If you read to the end of this column, consider yourself above average.
In the year of our Lord 2024, 54% of adults have a literacy below a sixth-grade level, and 20% read and comprehend at below a fifth-grade level.
This, according to the National Literacy Institute, means that more than half of American adults could have trouble reading and understanding scientific publications, legal briefs and legislation, terms and conditions for their digital devices, or the directions on a crop-protection product label.
Now, the American Psychological Association reports that work out of the University of California-Irvine shows the average American attention span has shrunk in the past 20 years. In 2004, the first measurement of average screentime attention span was clocked at 2.5 minutes.
In 2024, the average is about 47 seconds — give or take a blink.
I hesitated to lead this column with those statistics in fear that I would lose a reader or two out of boredom. But you’re sticking with me, right? I promise there is a point to be made.
I spend a good portion of my life in spaces where very smart people are trying to communicate very complex and scientific information in order to improve agricultural production and profitability.
These are very, very smart people. And I’m in awe of them — really and truly.
But I fear that their work is going to become futile if we don’t figure out a way to communicate it to the public in a better manner.
I do my part — I hope — to distill their work into words that you, the reader, can understand and apply to your farms and ranches. But not everyone reads the Kansas Farmer. And so, they rely on the science reporters of their local newspaper, their local television station, the cable news networks and, worse, social media.
That calls into question the validity of the information they’re receiving second-hand. And with just 28% of American adults considered scientifically literate, according to Science Daily, this means there’s a lot of Americans out there who are making decisions for their families, their businesses, their communities and their country based on bad input they’ve gathered from sources that are not credible. And they may not even know it.
Still with me?
I say it’s not enough that we have some of the smartest scientists working on our complex food and agriculture challenges if we don’t give them the tools and support to teach and communicate that to John Q. Public.
The voting consumer, John Q. Public, that is.
We need to change as a society to not only make the scientific advancements, but to teach our fellow citizens about them in a way that they can understand.
It’s in all of our best interests if we start today.
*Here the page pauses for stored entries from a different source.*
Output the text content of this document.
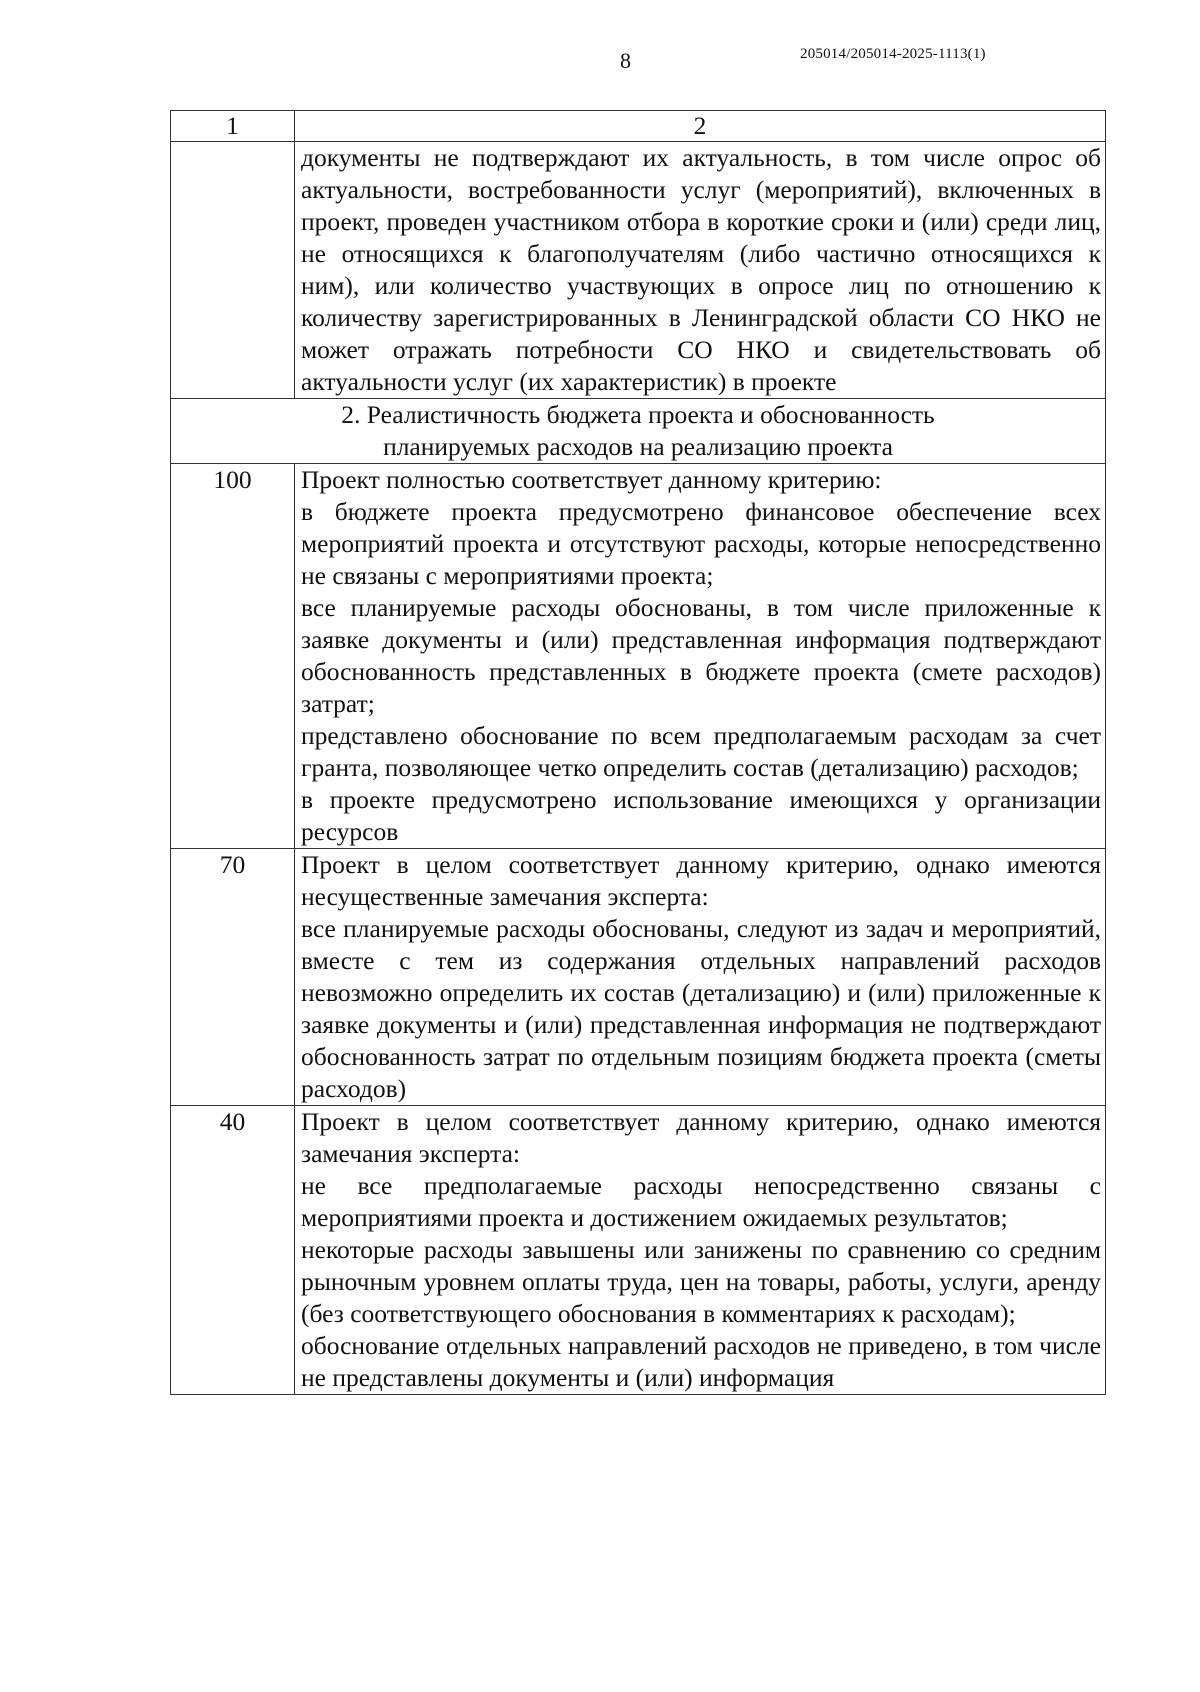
8	205014/205014-2025-1113(1)
1	2

	документы не подтверждают их актуальность, в том числе опрос об актуальности, востребованности услуг (мероприятий), включенных в проект, проведен участником отбора в короткие сроки и (или) среди лиц, не относящихся к благополучателям (либо частично относящихся к ним), или количество участвующих в опросе лиц по отношению к количеству зарегистрированных в Ленинградской области СО НКО не может отражать потребности СО НКО и свидетельствовать об актуальности услуг (их характеристик) в проекте

2. Реалистичность бюджета проекта и обоснованность
планируемых расходов на реализацию проекта	

100	Проект полностью соответствует данному критерию:
в бюджете проекта предусмотрено финансовое обеспечение всех мероприятий проекта и отсутствуют расходы, которые непосредственно не связаны с мероприятиями проекта;
все планируемые расходы обоснованы, в том числе приложенные к заявке документы и (или) представленная информация подтверждают обоснованность представленных в бюджете проекта (смете расходов) затрат;
представлено обоснование по всем предполагаемым расходам за счет гранта, позволяющее четко определить состав (детализацию) расходов;
в проекте предусмотрено использование имеющихся у организации ресурсов

70	Проект в целом соответствует данному критерию, однако имеются несущественные замечания эксперта:
все планируемые расходы обоснованы, следуют из задач и мероприятий, вместе с тем из содержания отдельных направлений расходов невозможно определить их состав (детализацию) и (или) приложенные к заявке документы и (или) представленная информация не подтверждают обоснованность затрат по отдельным позициям бюджета проекта (сметы расходов)

40	Проект в целом соответствует данному критерию, однако имеются замечания эксперта:
не все предполагаемые расходы непосредственно связаны с мероприятиями проекта и достижением ожидаемых результатов;
некоторые расходы завышены или занижены по сравнению со средним рыночным уровнем оплаты труда, цен на товары, работы, услуги, аренду (без соответствующего обоснования в комментариях к расходам);
обоснование отдельных направлений расходов не приведено, в том числе не представлены документы и (или) информация
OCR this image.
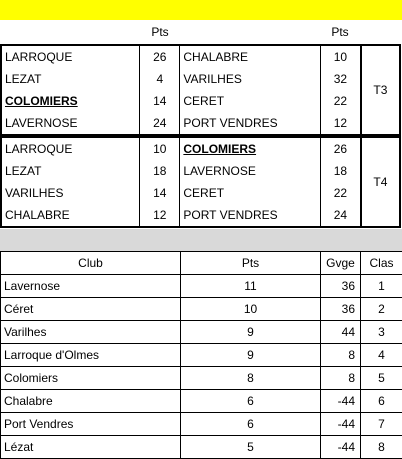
	Pts		Pts	
LARROQUE	26	CHALABRE	10	T3
LEZAT	4	VARILHES	32	
COLOMIERS	14	CERET	22	
LAVERNOSE	24	PORT VENDRES	12	
LARROQUE	10	COLOMIERS	26	T4
LEZAT	18	LAVERNOSE	18	
VARILHES	14	CERET	22	
CHALABRE	12	PORT VENDRES	24	
Club	Pts	Gvge	Clas
Lavernose	11	36	1
Céret	10	36	2
Varilhes	9	44	3
Larroque d'Olmes	9	8	4
Colomiers	8	8	5
Chalabre	6	-44	6
Port Vendres	6	-44	7
Lézat	5	-44	8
Got a kid who wants to go into any science field? Make them take a public speaking course or enroll in 4-H or FFA. Triple points if you also sign them up for debate club.
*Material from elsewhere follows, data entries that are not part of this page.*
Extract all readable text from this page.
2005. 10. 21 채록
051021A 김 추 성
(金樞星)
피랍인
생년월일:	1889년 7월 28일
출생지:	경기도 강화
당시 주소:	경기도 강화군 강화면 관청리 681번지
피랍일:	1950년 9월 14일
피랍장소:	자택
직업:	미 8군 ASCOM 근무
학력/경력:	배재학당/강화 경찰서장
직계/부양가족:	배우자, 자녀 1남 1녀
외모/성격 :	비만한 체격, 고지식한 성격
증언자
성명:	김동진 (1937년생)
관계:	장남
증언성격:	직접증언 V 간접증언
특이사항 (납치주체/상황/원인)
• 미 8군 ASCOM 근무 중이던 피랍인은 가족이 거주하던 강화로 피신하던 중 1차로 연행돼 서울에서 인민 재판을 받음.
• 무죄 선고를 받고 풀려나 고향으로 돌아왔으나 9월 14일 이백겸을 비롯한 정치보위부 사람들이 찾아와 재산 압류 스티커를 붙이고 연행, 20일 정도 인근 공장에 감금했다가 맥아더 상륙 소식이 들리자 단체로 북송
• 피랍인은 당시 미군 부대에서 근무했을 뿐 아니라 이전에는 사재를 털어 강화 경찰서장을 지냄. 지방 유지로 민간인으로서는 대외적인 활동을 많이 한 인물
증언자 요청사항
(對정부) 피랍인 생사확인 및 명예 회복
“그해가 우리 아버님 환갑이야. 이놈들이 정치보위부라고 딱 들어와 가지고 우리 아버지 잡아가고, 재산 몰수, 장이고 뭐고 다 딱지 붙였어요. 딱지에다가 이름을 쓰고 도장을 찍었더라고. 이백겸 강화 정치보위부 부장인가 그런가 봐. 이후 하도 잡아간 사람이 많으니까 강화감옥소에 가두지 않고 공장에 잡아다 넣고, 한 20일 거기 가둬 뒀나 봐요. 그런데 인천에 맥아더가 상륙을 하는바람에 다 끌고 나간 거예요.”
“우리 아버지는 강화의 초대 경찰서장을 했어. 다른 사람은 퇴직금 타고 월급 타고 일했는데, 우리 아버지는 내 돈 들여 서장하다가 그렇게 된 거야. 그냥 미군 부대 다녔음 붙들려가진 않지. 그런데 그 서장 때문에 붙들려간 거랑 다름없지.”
Turn off the screen in your house for a little bit each day. I realize this is counter to my interests as someone who publishes online, but we also have the print Kansas Farmer to read. The point is, give your brain time to process what it’s reading. Read things that challenge you. Start asking questions about what you’ve read, online or in print.
If you’re an expert in your field, learn how to present your material to the average audience. Not everyone is your dissertation committee or fellow scientists. If your friends and family can’t explain what you’re doing in words a fifth grader would understand, you’ve got work to do. And please learn to use a microphone.
Will this change things overnight? No. But little by little, we can start to move the needle so that our family and neighbors can better understand how incredible modern agriculture and food production is today. Slowly, we can build a nation that can focus longer than 47 seconds on a page.
See? Told you it was worth it if you just stuck with me.